Big 4 global chocolatiers hold 10% market share in Indonesia compared to 60% in Malaysia

JAKARTA: Multinational chocolatiers have spent almost 20 years trying to crack Indonesia's booming confectionary market, only to build a share that pales in comparison with other emerging economies as long-established local producers fend off foreign incursions.

Nestle SA, Cadbury's owner Mondelez International Inc, Mars Inc and Ferrero SpA together hold just one-tenth of a $1 billion market led by homegrown darlings Delfi Ltd and PT Mayora Indah Tbk. In neighbouring Malaysia, the foursome commands almost 60 percent.

"The market leader is very strong because it was the first to set the taste for chocolate in Indonesia," Nestle Indonesia confectionary business manager Rully Gumilar told Reuters.

"It's like David fighting Goliath," he said. "It's very big and has huge power, while we are small even though we are a multinational."

Such struggle against a local incumbent is not uncommon among global consumer firms in the world's fourth most-populous country - a tropical archipelago with complex distribution channels, run-down infrastructure and a retail sector dominated by family stores that lack air conditioning to keep goods cool.

But the rewards are potentially huge considering consumption accounts for more than half of a steadily expanding economy, while an increasingly affluent middle class promises ample room for growth.

The chocolate confectionary market is likely to jump 42 percent to 19.5 trillion rupiah ($1.49 billion) in the next three years, data from researcher Mintel showed. That compared with 11.7 percent in the United States where, as in other developed markets, growth has slowed over the past five years.


Nestle entered Indonesia in 1971 and in the 1990s embarked on a major push in chocolate products, expanding to three brands. Mars and Mondelez began selling chocolate in the early 2000s and, with Ferrero, the four's market share reached 10 percent last year - 1.4 percentage point more than a year prior.

But Delfi set the benchmark taste in the 1950s with its SilverQueen chocolate bars and Ceres chocolate sprinkles, which still feature in the firm's broad line-up. Last year, its market share by sales volume reached 52.7 percent from 48.2 percent.

Such local offerings often cost less to make and so are priced lower. For instance, they tend to contain a greater proportion of cocoa powder, which can be two to three times cheaper than cocoa butter, said Ahmad Zaky Amiruddin, secretary general of the Indonesian Cocoa Industry Association.

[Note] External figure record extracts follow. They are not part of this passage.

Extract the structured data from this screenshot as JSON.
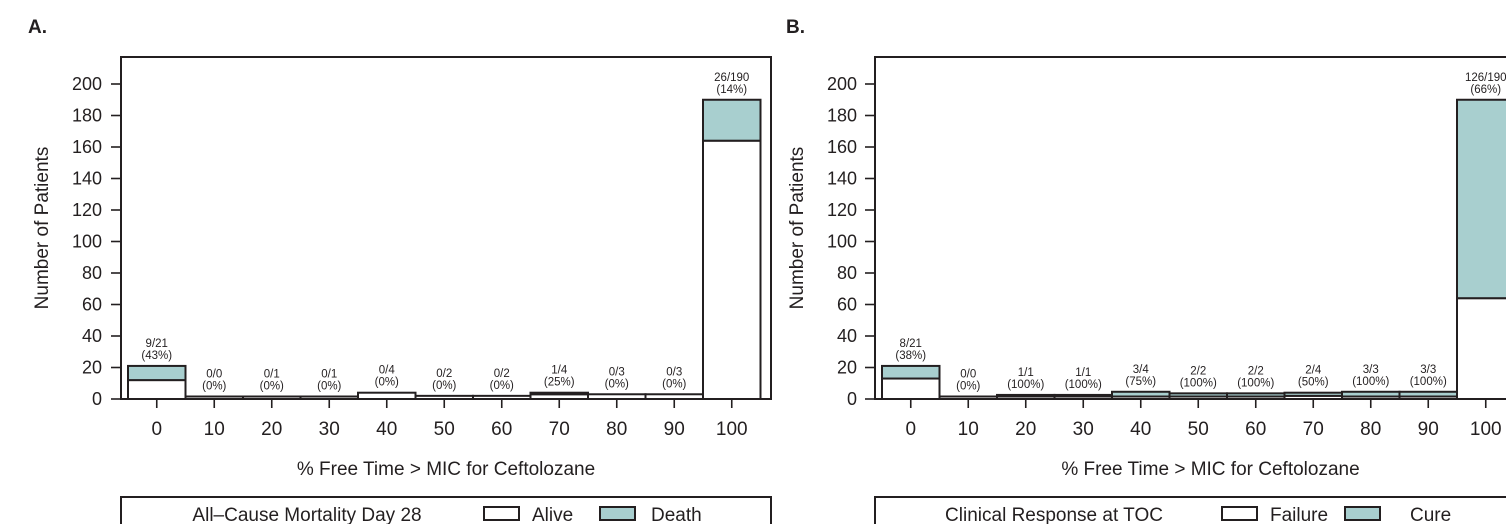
{
  "colors": {
    "fill_a": "#ffffff",
    "fill_b": "#a8cfcf",
    "ink": "#231f20"
  },
  "chart_data": [
    {
      "type": "bar",
      "panel_label": "A.",
      "stacked": true,
      "categories": [
        "0",
        "10",
        "20",
        "30",
        "40",
        "50",
        "60",
        "70",
        "80",
        "90",
        "100"
      ],
      "series": [
        {
          "name": "Alive",
          "values": [
            12,
            0,
            1,
            1,
            4,
            2,
            2,
            3,
            3,
            3,
            164
          ]
        },
        {
          "name": "Death",
          "values": [
            9,
            0,
            0,
            0,
            0,
            0,
            0,
            1,
            0,
            0,
            26
          ]
        }
      ],
      "bar_labels": [
        [
          "9/21",
          "(43%)"
        ],
        [
          "0/0",
          "(0%)"
        ],
        [
          "0/1",
          "(0%)"
        ],
        [
          "0/1",
          "(0%)"
        ],
        [
          "0/4",
          "(0%)"
        ],
        [
          "0/2",
          "(0%)"
        ],
        [
          "0/2",
          "(0%)"
        ],
        [
          "1/4",
          "(25%)"
        ],
        [
          "0/3",
          "(0%)"
        ],
        [
          "0/3",
          "(0%)"
        ],
        [
          "26/190",
          "(14%)"
        ]
      ],
      "xlabel": "% Free Time > MIC for Ceftolozane",
      "ylabel": "Number of Patients",
      "yticks": [
        0,
        20,
        40,
        60,
        80,
        100,
        120,
        140,
        160,
        180,
        200
      ],
      "ylim": [
        0,
        215
      ],
      "legend": {
        "title": "All–Cause Mortality Day 28",
        "items": [
          "Alive",
          "Death"
        ],
        "position": "bottom"
      }
    },
    {
      "type": "bar",
      "panel_label": "B.",
      "stacked": true,
      "categories": [
        "0",
        "10",
        "20",
        "30",
        "40",
        "50",
        "60",
        "70",
        "80",
        "90",
        "100"
      ],
      "series": [
        {
          "name": "Failure",
          "values": [
            13,
            0,
            0,
            0,
            1,
            0,
            0,
            2,
            0,
            0,
            64
          ]
        },
        {
          "name": "Cure",
          "values": [
            8,
            0,
            1,
            1,
            3,
            2,
            2,
            2,
            3,
            3,
            126
          ]
        }
      ],
      "bar_labels": [
        [
          "8/21",
          "(38%)"
        ],
        [
          "0/0",
          "(0%)"
        ],
        [
          "1/1",
          "(100%)"
        ],
        [
          "1/1",
          "(100%)"
        ],
        [
          "3/4",
          "(75%)"
        ],
        [
          "2/2",
          "(100%)"
        ],
        [
          "2/2",
          "(100%)"
        ],
        [
          "2/4",
          "(50%)"
        ],
        [
          "3/3",
          "(100%)"
        ],
        [
          "3/3",
          "(100%)"
        ],
        [
          "126/190",
          "(66%)"
        ]
      ],
      "xlabel": "% Free Time > MIC for Ceftolozane",
      "ylabel": "Number of Patients",
      "yticks": [
        0,
        20,
        40,
        60,
        80,
        100,
        120,
        140,
        160,
        180,
        200
      ],
      "ylim": [
        0,
        215
      ],
      "legend": {
        "title": "Clinical Response at TOC",
        "items": [
          "Failure",
          "Cure"
        ],
        "position": "bottom"
      }
    }
  ]
}
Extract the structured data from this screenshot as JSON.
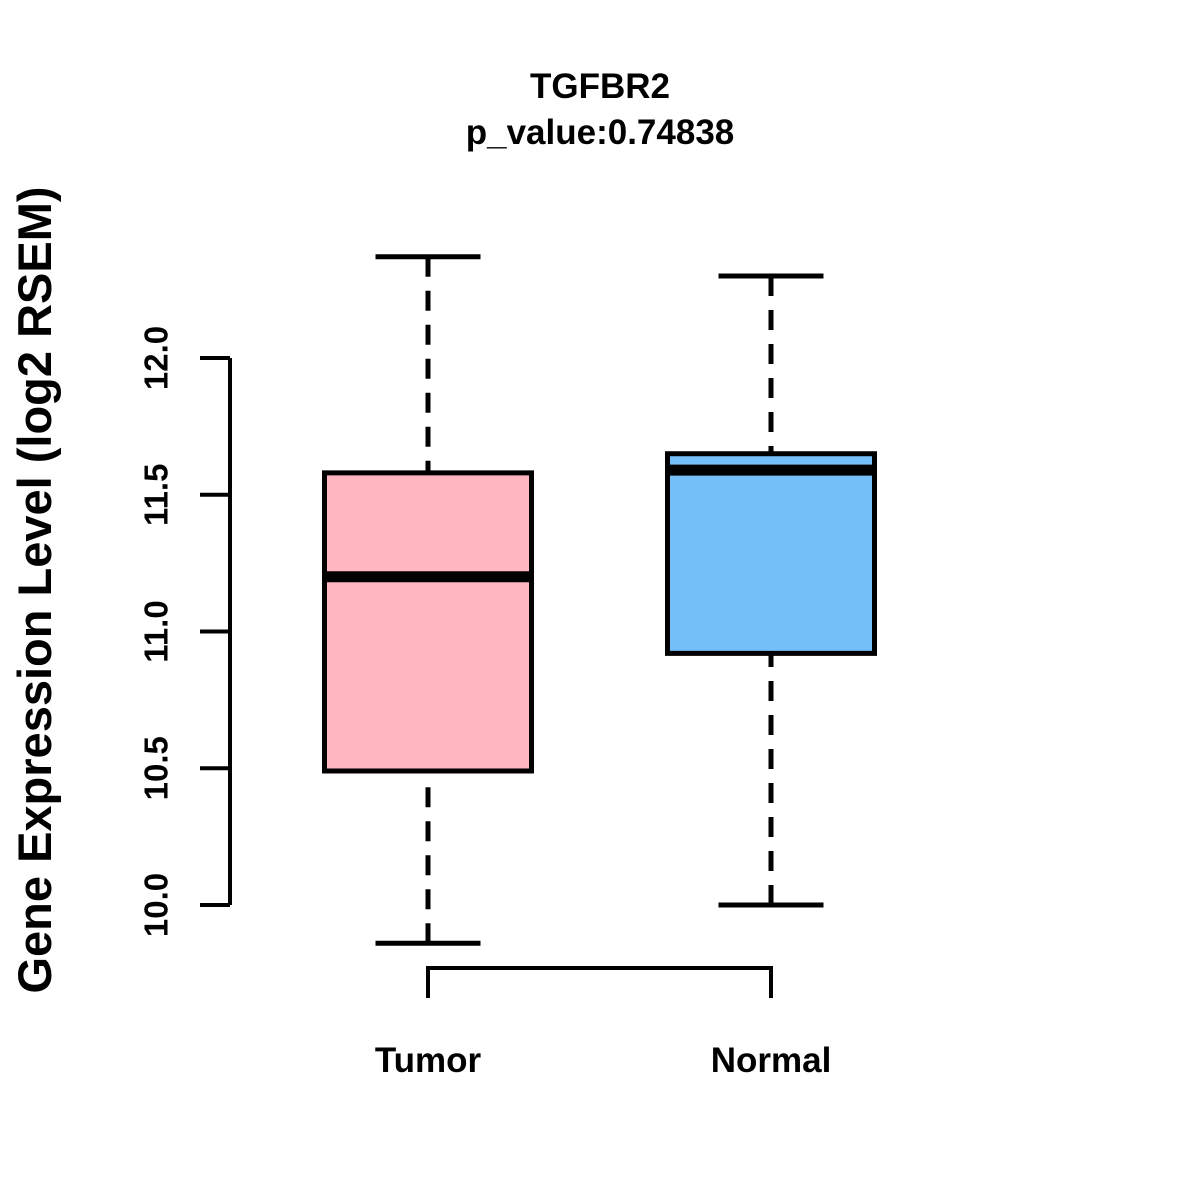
{
  "chart_data": {
    "type": "boxplot",
    "title": "TGFBR2",
    "subtitle": "p_value:0.74838",
    "ylabel": "Gene Expression Level (log2 RSEM)",
    "xlabel": "",
    "categories": [
      "Tumor",
      "Normal"
    ],
    "y_axis": {
      "ticks": [
        "10.0",
        "10.5",
        "11.0",
        "11.5",
        "12.0"
      ],
      "tick_values": [
        10.0,
        10.5,
        11.0,
        11.5,
        12.0
      ],
      "axis_range": [
        10.0,
        12.0
      ]
    },
    "series": [
      {
        "name": "Tumor",
        "color": "#FFB6C1",
        "whisker_low": 9.86,
        "q1": 10.49,
        "median": 11.2,
        "q3": 11.58,
        "whisker_high": 12.37
      },
      {
        "name": "Normal",
        "color": "#74BFF7",
        "whisker_low": 10.0,
        "q1": 10.92,
        "median": 11.59,
        "q3": 11.65,
        "whisker_high": 12.3
      }
    ],
    "style": {
      "box_border_color": "#000000",
      "median_color": "#000000",
      "axis_color": "#000000",
      "whisker_style": "dashed",
      "grid": "off",
      "legend": "none"
    }
  }
}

Mayora said buying cocoa beans and making chocolate locally also keep prices competitive. In contrast, production at foreign rivals may be part of a more complex, multi-market strategy. Nestle, for instance, imports from its regional halal factory in Malaysia, which sources ingredients from countries including the Ivory Coast.

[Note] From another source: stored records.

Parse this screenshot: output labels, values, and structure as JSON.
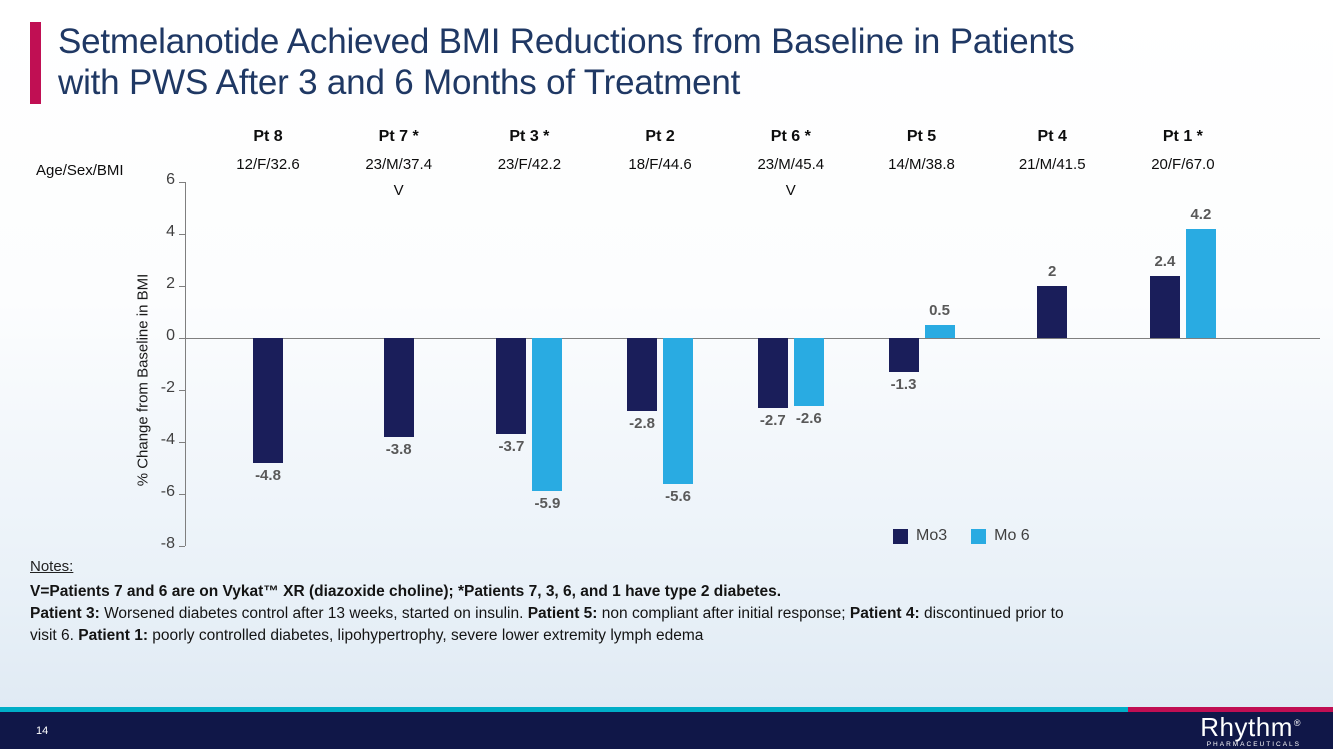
{
  "slide": {
    "title_line1": "Setmelanotide Achieved BMI Reductions from Baseline in Patients",
    "title_line2": "with PWS After 3 and 6 Months of Treatment"
  },
  "chart_data": {
    "type": "bar",
    "title": "Setmelanotide Achieved BMI Reductions from Baseline in Patients with PWS After 3 and 6 Months of Treatment",
    "ylabel": "% Change from Baseline in BMI",
    "row_header": "Age/Sex/BMI",
    "ylim": [
      -8,
      6
    ],
    "yticks": [
      6,
      4,
      2,
      0,
      -2,
      -4,
      -6,
      -8
    ],
    "grid": false,
    "legend_position": "bottom-right",
    "categories": [
      "Pt 8",
      "Pt 7 *",
      "Pt 3 *",
      "Pt 2",
      "Pt 6 *",
      "Pt 5",
      "Pt 4",
      "Pt 1 *"
    ],
    "age_sex_bmi": [
      "12/F/32.6",
      "23/M/37.4",
      "23/F/42.2",
      "18/F/44.6",
      "23/M/45.4",
      "14/M/38.8",
      "21/M/41.5",
      "20/F/67.0"
    ],
    "v_markers": [
      "",
      "V",
      "",
      "",
      "V",
      "",
      "",
      ""
    ],
    "series": [
      {
        "name": "Mo3",
        "color": "#1A1E5A",
        "values": [
          -4.8,
          -3.8,
          -3.7,
          -2.8,
          -2.7,
          -1.3,
          2,
          2.4
        ],
        "labels": [
          "-4.8",
          "-3.8",
          "-3.7",
          "-2.8",
          "-2.7",
          "-1.3",
          "2",
          "2.4"
        ]
      },
      {
        "name": "Mo 6",
        "color": "#29ABE2",
        "values": [
          null,
          null,
          -5.9,
          -5.6,
          -2.6,
          0.5,
          null,
          4.2
        ],
        "labels": [
          "",
          "",
          "-5.9",
          "-5.6",
          "-2.6",
          "0.5",
          "",
          "4.2"
        ]
      }
    ]
  },
  "notes": {
    "heading": "Notes:",
    "line1": "V=Patients 7 and 6 are on Vykat™ XR (diazoxide choline); *Patients 7, 3, 6, and 1 have type 2 diabetes.",
    "line2_segments": [
      {
        "text": "Patient 3:",
        "bold": true
      },
      {
        "text": " Worsened diabetes control after 13 weeks, started on insulin. ",
        "bold": false
      },
      {
        "text": "Patient 5:",
        "bold": true
      },
      {
        "text": " non compliant after initial response; ",
        "bold": false
      },
      {
        "text": "Patient 4:",
        "bold": true
      },
      {
        "text": " discontinued prior to visit 6. ",
        "bold": false
      },
      {
        "text": "Patient 1:",
        "bold": true
      },
      {
        "text": " poorly controlled diabetes, lipohypertrophy, severe lower extremity lymph edema",
        "bold": false
      }
    ]
  },
  "footer": {
    "page_number": "14",
    "logo_text": "Rhythm",
    "logo_registered": "®",
    "logo_subtext": "PHARMACEUTICALS"
  },
  "colors": {
    "accent": "#C00F53",
    "title": "#1F3864",
    "bar_mo3": "#1A1E5A",
    "bar_mo6": "#29ABE2",
    "footer_bg": "#101748",
    "stripe_cyan": "#00AEC7",
    "stripe_magenta": "#C00F53",
    "value_label": "#595959",
    "tick_label": "#404040"
  }
}
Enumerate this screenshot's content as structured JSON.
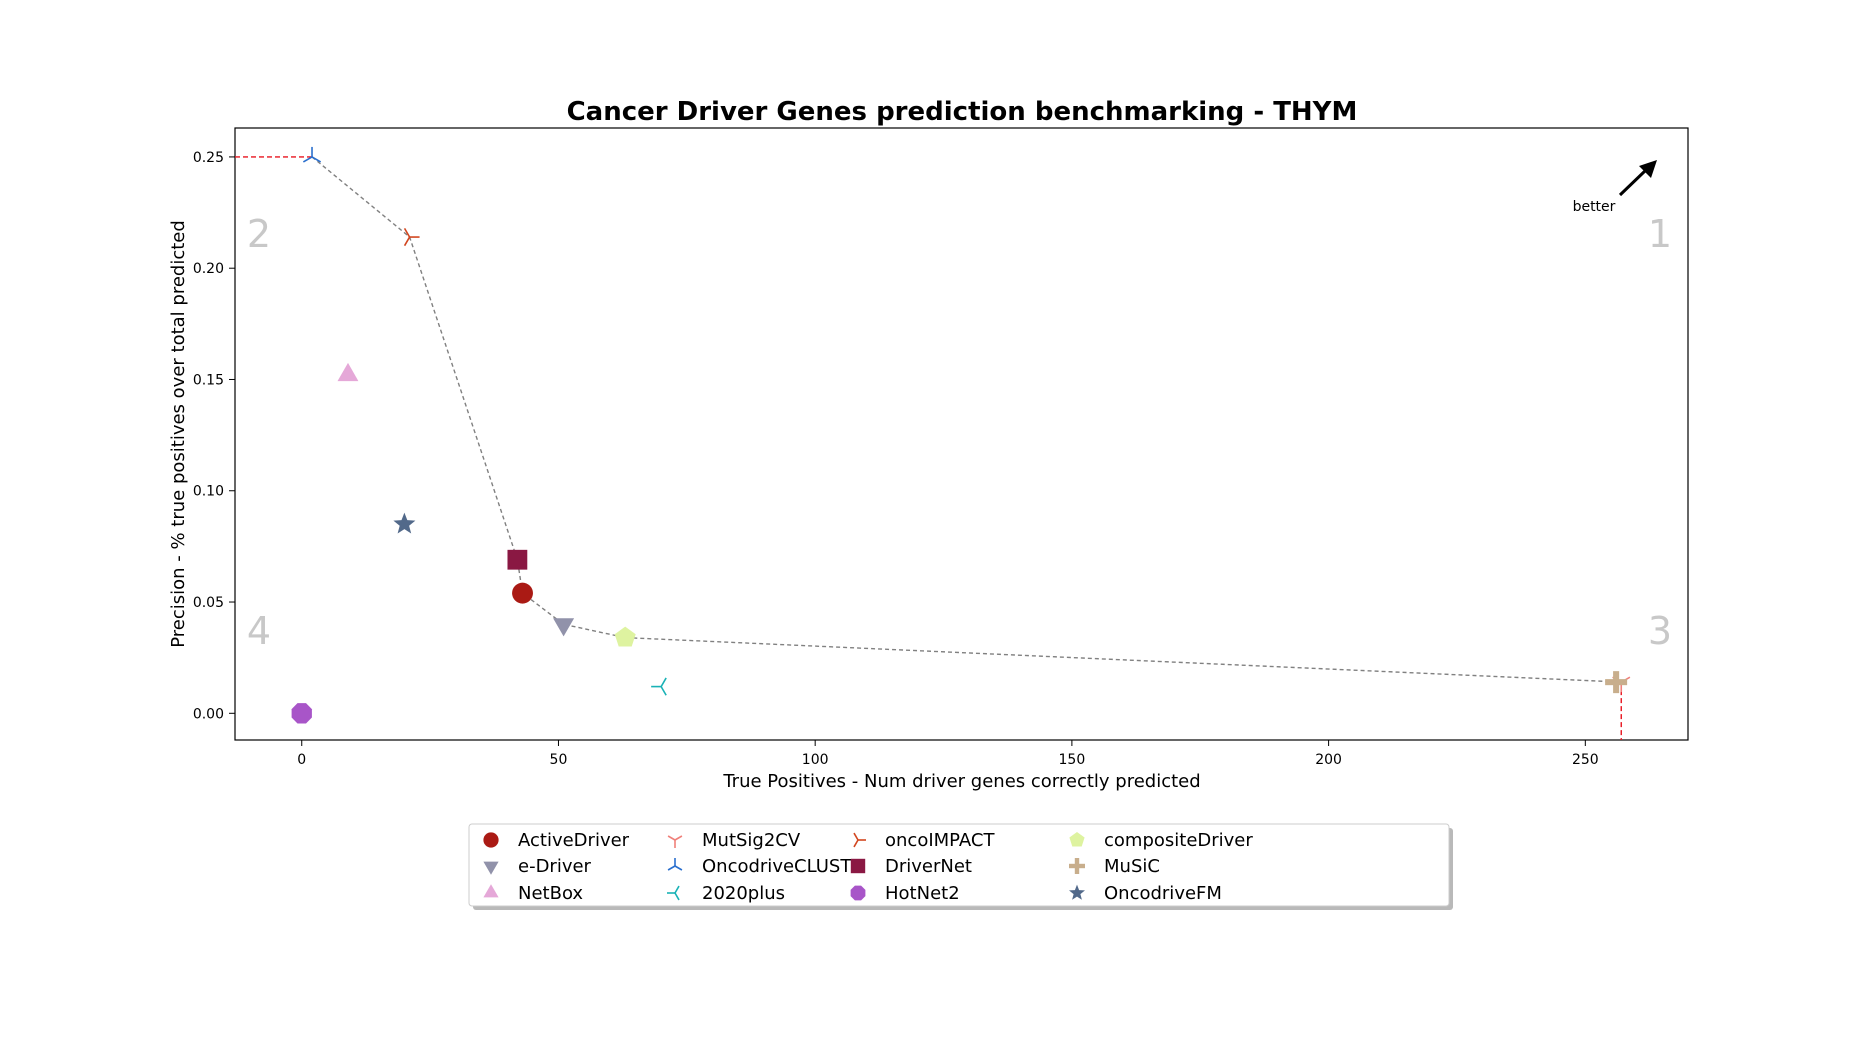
{
  "chart_data": {
    "type": "scatter",
    "title": "Cancer Driver Genes prediction benchmarking - THYM",
    "xlabel": "True Positives - Num driver genes correctly predicted",
    "ylabel": "Precision - % true positives over total predicted",
    "xlim": [
      -13,
      270
    ],
    "ylim": [
      -0.012,
      0.263
    ],
    "x_ticks": [
      0,
      50,
      100,
      150,
      200,
      250
    ],
    "y_ticks": [
      0.0,
      0.05,
      0.1,
      0.15,
      0.2,
      0.25
    ],
    "y_tick_labels": [
      "0.00",
      "0.05",
      "0.10",
      "0.15",
      "0.20",
      "0.25"
    ],
    "grid": false,
    "legend_position": "below",
    "quadrant_labels": {
      "top_right": "1",
      "top_left": "2",
      "bottom_right": "3",
      "bottom_left": "4"
    },
    "better_label": "better",
    "pareto_front": [
      {
        "x": 2,
        "y": 0.25
      },
      {
        "x": 21,
        "y": 0.214
      },
      {
        "x": 42,
        "y": 0.069
      },
      {
        "x": 43,
        "y": 0.054
      },
      {
        "x": 51,
        "y": 0.04
      },
      {
        "x": 63,
        "y": 0.034
      },
      {
        "x": 257,
        "y": 0.014
      }
    ],
    "series": [
      {
        "name": "ActiveDriver",
        "x": 43,
        "y": 0.054,
        "marker": "circle",
        "color": "#aa1a14"
      },
      {
        "name": "e-Driver",
        "x": 51,
        "y": 0.04,
        "marker": "triangle-down",
        "color": "#9192aa"
      },
      {
        "name": "NetBox",
        "x": 9,
        "y": 0.152,
        "marker": "triangle-up",
        "color": "#e5a8d8"
      },
      {
        "name": "MutSig2CV",
        "x": 257,
        "y": 0.014,
        "marker": "tri-down",
        "color": "#f0807a"
      },
      {
        "name": "OncodriveCLUST",
        "x": 2,
        "y": 0.25,
        "marker": "tri-up",
        "color": "#2a6fce"
      },
      {
        "name": "2020plus",
        "x": 70,
        "y": 0.012,
        "marker": "tri-left",
        "color": "#19b2b6"
      },
      {
        "name": "oncoIMPACT",
        "x": 21,
        "y": 0.214,
        "marker": "tri-right",
        "color": "#d2461f"
      },
      {
        "name": "DriverNet",
        "x": 42,
        "y": 0.069,
        "marker": "square",
        "color": "#8a1843"
      },
      {
        "name": "HotNet2",
        "x": 0,
        "y": 0.0,
        "marker": "octagon",
        "color": "#a855c8"
      },
      {
        "name": "compositeDriver",
        "x": 63,
        "y": 0.034,
        "marker": "pentagon",
        "color": "#def3a0"
      },
      {
        "name": "MuSiC",
        "x": 256,
        "y": 0.014,
        "marker": "plus",
        "color": "#c8ae8c"
      },
      {
        "name": "OncodriveFM",
        "x": 20,
        "y": 0.085,
        "marker": "star",
        "color": "#52698a"
      }
    ],
    "colors": {
      "pareto_line": "#808080",
      "dashed_red": "#e8141e",
      "quadrant_text": "#c8c8c8"
    }
  }
}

Indonesians are "very price sensitive", preferring to buy the cheapest of similar products, Amiruddin said.

Delfi's Take-it chocolate fingers, for example, retail at a Jakarta mini-market for 5,500 rupiah ($0.42), around 8 percent less than Nestle's KitKat.

Delfi did not respond to requests for comment.

To fight back, Mondelez is strengthening its marketing and focusing on quality, its Indonesia chocolate brand manager Dini Anggraeni told Reuters. Mars declined to comment; Ferrero did not respond to requests for comment.

Nestle's Gumilar said his firm is trying to find a recipe that balances its global quality standards with local preferences - "the holy grail of the chocolate category" - as well as stepping up product launches and marketing.